I’m not talking about “pushing the buttons” that will tick you off, to irritate you. Or your spouse knowing just what to say to get you started into an argument. I’m talking about when something goes wrong with any appliance in the house, that person’s answer to the problem is to start “pushing buttons”. Maybe that one button will make everything right. The pushing buttons person in my house is my dear, sweet, much beloved hubby. I have to give him an excuse. He was raised in an apartment building in NYC where, if anything in the apartment stopped working, well, the “super” came to fix it. Then, in his corporate job, if the computer, telephone etc went out, he’d simply call his secretary and she’d either fix it or call someone to do it. Read more…
I’ve become the fixer in the house. Even though I worked full time, I had a job that allowed me to be “the one” to stay at home when a repair man had to come fix something. So, you really do learn something by watching these guys. As I said above, I do love my husband very much. But I have to tell this story about something he did. I wanted to plant a few extra rose bushes in the front of our house so I asked him if he’d dig the holes for me (he being a big hunk of a guy). I told him where I wanted the holes dug. He says that no, he thinks they should be planted “here” because they would look better there. I said that no, we couldn’t plant them there because I had seen the cable guy place TV cable lines there. He says, again, that they would look better “here”. I again said, rather emphatically, that if he digs there, he will cut the cable lines. He begins to dig “here” and I say, rather emphatically a curse word, and go in the house. I wait 5 minutes and turn on the TV and the cable is no longer working. $75 later….

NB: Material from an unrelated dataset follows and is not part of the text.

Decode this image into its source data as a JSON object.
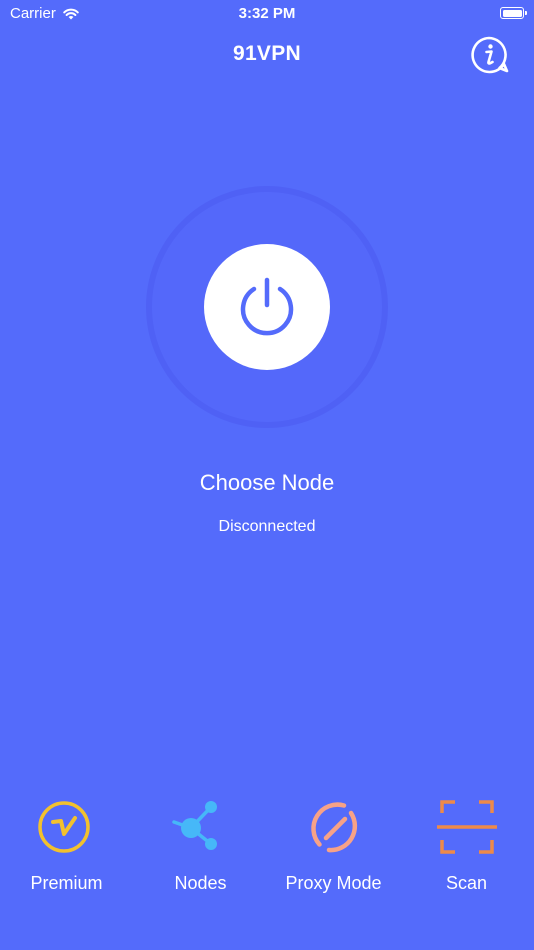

But, while we were remodeling our house, I did learn something new about him. In the National Guard he’d learned how to work with electricity. He replaced all of the hanging lighting fixtures in our new house. So, he easily made up for the rose incident. But, back to the “pushing of buttons”. He can’t help, he just can’t help it. And then it’s “can you come in here, the (fill in the blank) isn’t working”. I don’t mind. Like I said, if you hang around and watch repairmen enough, you do pick up a trick or two. Plus, I do have the patience and I think women have an extra intuition about stuff, that perhaps makes it easier for us to “fix” things. But still, one of the happiest days of my life happened when my husband retired. A repairman had to come over for something and I said, “dear, he’ll be here before 8am and 2pm. See ya.” Freedom!